Estela, the location’s manager, calls Nahuen “The best Argentine spot in this area.” She’s visibly excited about her hero coming to Miami and says that all small business owners stand to benefit from Messi’s arrival.

“Just imagine if he came to our store. We’d be so incredibly fortunate,” she says. “That day will come. The day we won the World Cup, this place erupted. That picture of Messi on our door, he’s always with us and he always will be. We’re Argentines. We have the same blood as Messi.”

Javier, a grizzled 54-year-old, walks along the sidewalk nearby, shirtless with a beach towel slung over his shoulder. He is visiting from Buenos Aires and it’s apparent by his tan that he’s enjoying his winter escape.

“He chose one of the best cities in the world,” Javier says.

You don’t have to go far to find a dissenting opinion about Messi’s arrival, though — even in Little Buenos Aires. Across the street from Nahuen, Gabe Jaksic works as an artist at Oriana tattoo studio. He immigrated from Argentina to the U.S. in 1995.

“Nobody here really cares about soccer,” Jaksic says as tattoo guns buzz away. “Miami isn’t a soccer town and it probably never will be. People will care while he’s here but after he leaves, it’ll go right back to how it was.”


Tattoo artist Gabe Jaksic isn’t impressed with Messi’s impending arrival (Photo: Pablo Maurer)

Jaksic’s opinion is at least partially rooted in fact. Miami’s previous top-flight team, the Miami Fusion, lasted a few short years in MLS before folding. The area has had other franchises throughout the past half-century. The most successful of those, the Fort Lauderdale Strikers, earned a strong following in the 1970s and early ’80s before collapsing alongside the league they played in. Ironically, they played at a now-defunct stadium that sat where DRV PNK does today.

The area’s complicated relationship with the game, though, largely mirrors soccer’s perception in American society. Soccer, the sport as a whole, has largely “made it” in the United States. The U.S. national teams, men’s and women’s, enjoy robust support. But American club soccer is different. Inter Miami’s attendance numbers are dreadful — their average of 16,687 is 25th of the 29 teams — and MLS continues to endeavor to captivate the greater populous that international soccer and European club soccer have done.
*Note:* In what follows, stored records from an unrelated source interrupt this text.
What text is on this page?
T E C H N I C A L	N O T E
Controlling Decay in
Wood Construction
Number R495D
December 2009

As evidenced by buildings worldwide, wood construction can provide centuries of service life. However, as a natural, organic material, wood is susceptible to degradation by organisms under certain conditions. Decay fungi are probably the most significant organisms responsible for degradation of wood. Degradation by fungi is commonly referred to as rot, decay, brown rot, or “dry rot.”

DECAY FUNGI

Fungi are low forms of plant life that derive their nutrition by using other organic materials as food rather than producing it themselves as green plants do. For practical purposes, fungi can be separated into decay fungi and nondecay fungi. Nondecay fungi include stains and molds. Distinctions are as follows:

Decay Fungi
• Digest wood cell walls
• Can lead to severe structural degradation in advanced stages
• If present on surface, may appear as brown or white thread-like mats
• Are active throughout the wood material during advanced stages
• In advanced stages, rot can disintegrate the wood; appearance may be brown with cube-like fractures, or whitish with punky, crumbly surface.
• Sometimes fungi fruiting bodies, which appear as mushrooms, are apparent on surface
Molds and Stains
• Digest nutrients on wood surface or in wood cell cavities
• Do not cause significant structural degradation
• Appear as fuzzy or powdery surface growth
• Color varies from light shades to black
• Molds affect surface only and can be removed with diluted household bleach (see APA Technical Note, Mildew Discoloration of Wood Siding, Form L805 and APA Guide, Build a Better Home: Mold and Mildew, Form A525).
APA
Jaksic laughs when he hears the suggestion Messi might someday hit up the place across the street for an empanada.

“Do you think he’s going to come walking down this street?” he asks rhetorically. “Messi will never come to this area. I don’t really care that he’s coming. Even if people in this neighborhood would want to go out and see him, they won’t be able to afford it. The tickets are going to be insane.”

Tickets to see Messi play home or away in MLS have reached astronomical heights, even before anybody knows exactly when he will debut.

Back at the Regalia, Mark Pordes and Adam Kauffman, the brokers who sold Messi the ninth-floor unit, are hoping they might see him again. Pordes, who sold Brazilian legend Romario a unit elsewhere in Miami, has heard the rumors that Messi may be bringing along a few of his high-profile, football-playing friends. If Messi doesn’t want the penthouse, maybe one of them will.

Pordes can’t help but launch into a sales pitch, speaking of Miami’s appeal and rattling off A-listers who have a home in the area. Messi’s bear of a dog would be more than welcome in the building, Kaufmann says, and the place is centrally located between Miami proper and the training facility in Fort Lauderdale.

It’s easy to see Messi living here, and in Miami, with its beaches, high-end restaurants and massive Argentine population, which might even offer Lionel Messi a taste of home.

What remains harder to visualize is Messi playing in MLS and for Inter Miami, a last-place team that, until now, has struggled to fill its stadium. That likely won’t be an issue anymore.